Second: Second method is to use normalization approaches implemented in Bioconductor lumi package. They offer quantile normalization for color balance adjustment and for the normalization between patients forcing everything to be "the same". Here are a few images from the normalization (I collected level 1 data, extracted M and U values and calculated Log2(M/U) - measure of methylation status of a particular locus proposed by the authors of the package in their paper (they discuss several advantages of this M value vs Illumina's conventional beta value. I summarized this information in my first presentation I gave to the project team)). The first three pictures below show three steps of data normalization performed in lumi: raw data (M value, distinctive bimodal distribution, where the right mode represents methylated CpGs and the left mode represents unmethylated CpGs), color adjusted (Cy5 and Cy3 CpGs are processed together), and quantile normalized. The last image shows two distribution: TCGA processed Level2 data (beta value was converted to M value) and quantile normalized Level 1 data

Third: Finally, with Brig's help I performed supervised normalization of DNA methylation data. First, he suggested to focus only on methylated probed, because unmethylated probes, similarly to mismatch probes on old Affymetrix array are confusing and don't provide any additional information.

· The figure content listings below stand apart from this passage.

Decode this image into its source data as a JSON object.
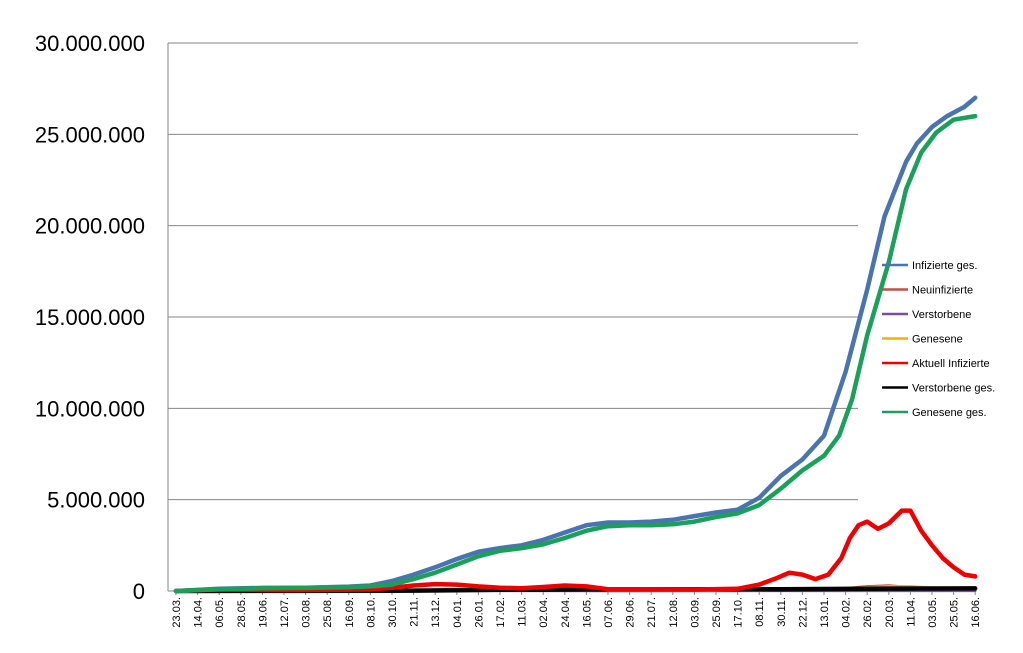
{
  "chart_data": {
    "type": "line",
    "xlabel": "",
    "ylabel": "",
    "ylim": [
      0,
      30000000
    ],
    "yticks": [
      0,
      5000000,
      10000000,
      15000000,
      20000000,
      25000000,
      30000000
    ],
    "ytick_labels": [
      "0",
      "5.000.000",
      "10.000.000",
      "15.000.000",
      "20.000.000",
      "25.000.000",
      "30.000.000"
    ],
    "grid": "horizontal",
    "legend_position": "right",
    "categories": [
      "23.03.",
      "14.04.",
      "06.05.",
      "28.05.",
      "19.06.",
      "12.07.",
      "03.08.",
      "25.08.",
      "16.09.",
      "08.10.",
      "30.10.",
      "21.11.",
      "13.12.",
      "04.01.",
      "26.01.",
      "17.02.",
      "11.03.",
      "02.04.",
      "24.04.",
      "16.05.",
      "07.06.",
      "29.06.",
      "21.07.",
      "12.08.",
      "03.09.",
      "25.09.",
      "17.10.",
      "08.11.",
      "30.11.",
      "22.12.",
      "13.01.",
      "04.02.",
      "26.02.",
      "20.03.",
      "11.04.",
      "03.05.",
      "25.05.",
      "16.06."
    ],
    "series": [
      {
        "name": "Infizierte ges.",
        "color": "#4a74b0",
        "values": [
          [
            0,
            0
          ],
          [
            2,
            120000
          ],
          [
            4,
            170000
          ],
          [
            6,
            180000
          ],
          [
            8,
            240000
          ],
          [
            9,
            300000
          ],
          [
            10,
            550000
          ],
          [
            11,
            900000
          ],
          [
            12,
            1300000
          ],
          [
            13,
            1750000
          ],
          [
            14,
            2150000
          ],
          [
            15,
            2350000
          ],
          [
            16,
            2500000
          ],
          [
            17,
            2800000
          ],
          [
            18,
            3200000
          ],
          [
            19,
            3600000
          ],
          [
            20,
            3750000
          ],
          [
            21,
            3750000
          ],
          [
            22,
            3800000
          ],
          [
            23,
            3900000
          ],
          [
            24,
            4100000
          ],
          [
            25,
            4300000
          ],
          [
            26,
            4450000
          ],
          [
            27,
            5100000
          ],
          [
            28,
            6300000
          ],
          [
            29,
            7200000
          ],
          [
            30,
            8500000
          ],
          [
            31,
            12000000
          ],
          [
            32,
            16500000
          ],
          [
            32.8,
            20500000
          ],
          [
            33.3,
            22000000
          ],
          [
            33.8,
            23500000
          ],
          [
            34.3,
            24500000
          ],
          [
            35,
            25400000
          ],
          [
            35.7,
            26000000
          ],
          [
            36.5,
            26500000
          ],
          [
            37,
            27000000
          ]
        ]
      },
      {
        "name": "Neuinfizierte",
        "color": "#c0504d",
        "values": [
          [
            0,
            0
          ],
          [
            8,
            30000
          ],
          [
            12,
            60000
          ],
          [
            16,
            40000
          ],
          [
            20,
            30000
          ],
          [
            24,
            20000
          ],
          [
            28,
            40000
          ],
          [
            30,
            60000
          ],
          [
            31,
            150000
          ],
          [
            32,
            250000
          ],
          [
            33,
            300000
          ],
          [
            34,
            200000
          ],
          [
            35,
            150000
          ],
          [
            36,
            100000
          ],
          [
            37,
            80000
          ]
        ]
      },
      {
        "name": "Verstorbene",
        "color": "#7e4ba0",
        "values": [
          [
            0,
            0
          ],
          [
            10,
            3000
          ],
          [
            13,
            8000
          ],
          [
            16,
            5000
          ],
          [
            20,
            2000
          ],
          [
            28,
            3000
          ],
          [
            32,
            5000
          ],
          [
            37,
            4000
          ]
        ]
      },
      {
        "name": "Genesene",
        "color": "#f2b100",
        "values": [
          [
            0,
            0
          ],
          [
            10,
            20000
          ],
          [
            13,
            60000
          ],
          [
            16,
            50000
          ],
          [
            20,
            30000
          ],
          [
            28,
            40000
          ],
          [
            31,
            120000
          ],
          [
            32,
            200000
          ],
          [
            33,
            260000
          ],
          [
            34,
            250000
          ],
          [
            35,
            180000
          ],
          [
            36,
            120000
          ],
          [
            37,
            90000
          ]
        ]
      },
      {
        "name": "Aktuell Infizierte",
        "color": "#ee0000",
        "values": [
          [
            0,
            0
          ],
          [
            2,
            80000
          ],
          [
            5,
            50000
          ],
          [
            9,
            80000
          ],
          [
            10,
            180000
          ],
          [
            11,
            300000
          ],
          [
            12,
            380000
          ],
          [
            13,
            350000
          ],
          [
            14,
            250000
          ],
          [
            15,
            180000
          ],
          [
            16,
            150000
          ],
          [
            17,
            220000
          ],
          [
            18,
            300000
          ],
          [
            19,
            250000
          ],
          [
            20,
            100000
          ],
          [
            24,
            80000
          ],
          [
            26,
            120000
          ],
          [
            27,
            350000
          ],
          [
            27.8,
            700000
          ],
          [
            28.4,
            1000000
          ],
          [
            29,
            900000
          ],
          [
            29.6,
            650000
          ],
          [
            30.2,
            900000
          ],
          [
            30.8,
            1800000
          ],
          [
            31.2,
            2900000
          ],
          [
            31.6,
            3600000
          ],
          [
            32,
            3800000
          ],
          [
            32.5,
            3400000
          ],
          [
            33,
            3700000
          ],
          [
            33.6,
            4400000
          ],
          [
            34,
            4400000
          ],
          [
            34.5,
            3300000
          ],
          [
            35,
            2500000
          ],
          [
            35.5,
            1800000
          ],
          [
            36,
            1300000
          ],
          [
            36.5,
            900000
          ],
          [
            37,
            800000
          ]
        ]
      },
      {
        "name": "Verstorbene ges.",
        "color": "#000000",
        "values": [
          [
            0,
            0
          ],
          [
            3,
            7000
          ],
          [
            9,
            9000
          ],
          [
            11,
            20000
          ],
          [
            13,
            40000
          ],
          [
            15,
            65000
          ],
          [
            17,
            75000
          ],
          [
            20,
            90000
          ],
          [
            25,
            92000
          ],
          [
            28,
            100000
          ],
          [
            31,
            115000
          ],
          [
            33,
            130000
          ],
          [
            35,
            135000
          ],
          [
            37,
            140000
          ]
        ]
      },
      {
        "name": "Genesene ges.",
        "color": "#1aa05a",
        "values": [
          [
            0,
            0
          ],
          [
            2,
            100000
          ],
          [
            4,
            150000
          ],
          [
            6,
            170000
          ],
          [
            8,
            200000
          ],
          [
            9,
            250000
          ],
          [
            10,
            350000
          ],
          [
            11,
            650000
          ],
          [
            12,
            1000000
          ],
          [
            13,
            1450000
          ],
          [
            14,
            1900000
          ],
          [
            15,
            2200000
          ],
          [
            16,
            2350000
          ],
          [
            17,
            2550000
          ],
          [
            18,
            2900000
          ],
          [
            19,
            3300000
          ],
          [
            20,
            3550000
          ],
          [
            21,
            3600000
          ],
          [
            22,
            3600000
          ],
          [
            23,
            3650000
          ],
          [
            24,
            3800000
          ],
          [
            25,
            4050000
          ],
          [
            26,
            4250000
          ],
          [
            27,
            4700000
          ],
          [
            28,
            5600000
          ],
          [
            29,
            6600000
          ],
          [
            30,
            7400000
          ],
          [
            30.7,
            8500000
          ],
          [
            31.3,
            10500000
          ],
          [
            32,
            14000000
          ],
          [
            33,
            18000000
          ],
          [
            33.8,
            22000000
          ],
          [
            34.5,
            24000000
          ],
          [
            35.2,
            25100000
          ],
          [
            36,
            25800000
          ],
          [
            37,
            26000000
          ]
        ]
      }
    ]
  }
}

In fact the unmethylated probes show overall higher intensity than methylated probes (this was first pointed out by Josh Millstein in our discussion of normalization approaches).

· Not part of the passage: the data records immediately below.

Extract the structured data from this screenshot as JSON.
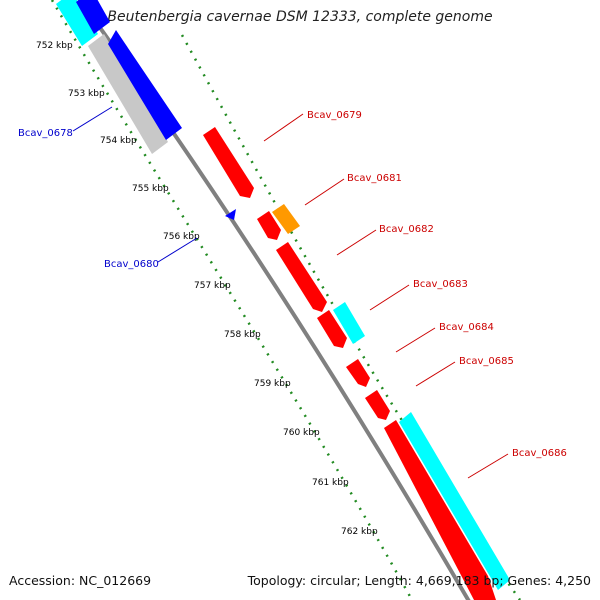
{
  "title": "Beutenbergia cavernae DSM 12333, complete genome",
  "footer": {
    "accession": "Accession: NC_012669",
    "summary": "Topology: circular; Length: 4,669,183 bp; Genes: 4,250"
  },
  "colors": {
    "backbone": "#808080",
    "tick": "#228b22",
    "forward_label": "#cc0000",
    "reverse_label": "#0000cc",
    "red": "#ff0000",
    "orange": "#ff9900",
    "cyan": "#00ffff",
    "blue": "#0000ff",
    "gray": "#c8c8c8"
  },
  "scale": {
    "unit": "kbp",
    "labels": [
      "752 kbp",
      "753 kbp",
      "754 kbp",
      "755 kbp",
      "756 kbp",
      "757 kbp",
      "758 kbp",
      "759 kbp",
      "760 kbp",
      "761 kbp",
      "762 kbp"
    ]
  },
  "gene_labels": {
    "forward": [
      "Bcav_0679",
      "Bcav_0681",
      "Bcav_0682",
      "Bcav_0683",
      "Bcav_0684",
      "Bcav_0685",
      "Bcav_0686"
    ],
    "reverse": [
      "Bcav_0678",
      "Bcav_0680"
    ]
  }
}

Next he suggested to split the data into two parts: Cy5-labeled probes and Cy3 labeled probes and process them separately and then combine for further analyses. This figure serves as a good explanation why it makes sense to process red and green probes separately (shown the plot of all 27k probes against the first eigenvector in SVD X=UDV(T)). However, I have not adjusted my data for CpG content in probes. I wonder if I do that will it get rid of this weird data distribution? Something to think about.

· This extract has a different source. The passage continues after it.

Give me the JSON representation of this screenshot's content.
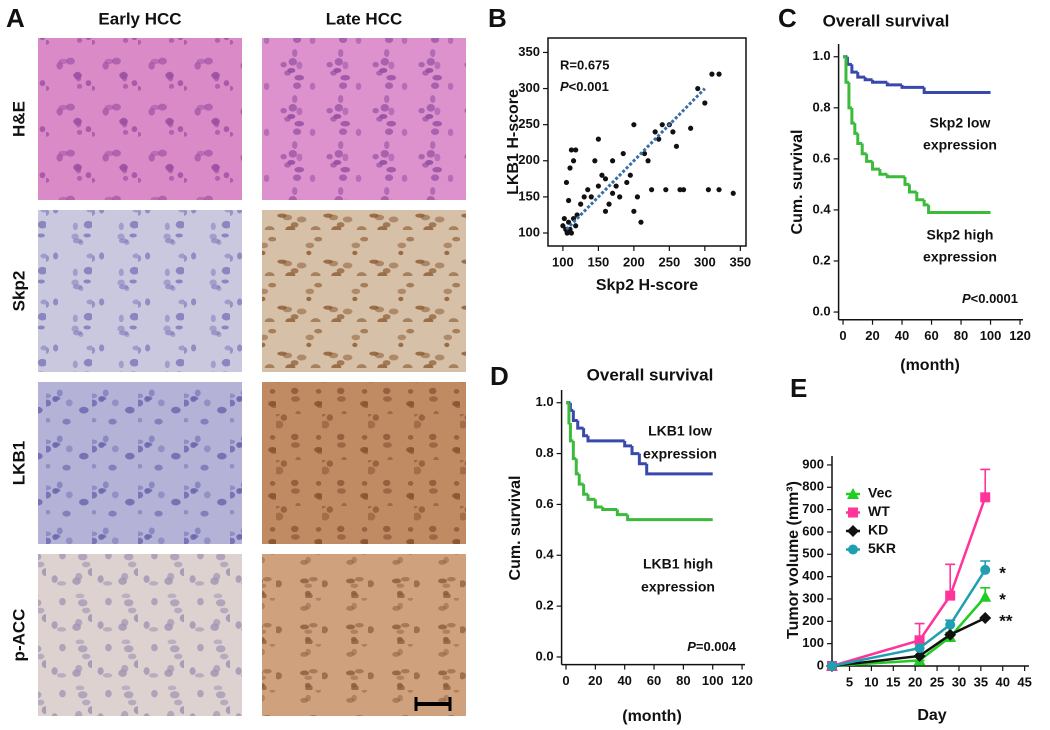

One can read my Sweave file (filename) for these analysis to understand step by step what and how I did it. In short, I performed PCA on each sub-dataset and identified technical variables that had the biggest influence on my data. It was batch, which was also highly correlated with month and center. When I removed batch, I could still see strange patterns in my data. I ended up also removing the first principal component. Since I was not sure if it was correct for my further analyses I proceded with the dataset from which only batch was removed (called mb) and the dataset from which batch and the first principal component were removed (called mbc). One more thing: I centered the red and green channel before combining them into the final datasets.

This is all great and I agree with Brig's approach as it is very intuitive and unassuming. However, now that I proceed with data analysis it is critical for me to figure out which probes are actually methylated and which are not. Especially because I don't have any control data. How should I approach it? With M value the methods have been developed for drawing a cutoff (because the data has a distinctive bimodal shape). Should I take unmethylated probes, process them similarly to the methylated probes, combine them to make M values and apply the existing method (described here) to figure out what is methylated and what is not? Also, Bin has built comethylation networks based on mb and mbc normalization. Should I rebuild them with a new M value? Something to think about.

Important to remember: I didn't adjust the data for age or stage/grade. In comethylation networks we need to see if there is any association with age/stage/grade (this is the only biology that is available to us). I would also like to see comethylation network built with only stage III patients because it is the largest group and I am not sure how many more novel information we are gaining by keeping a few stage I, II and IV outliers.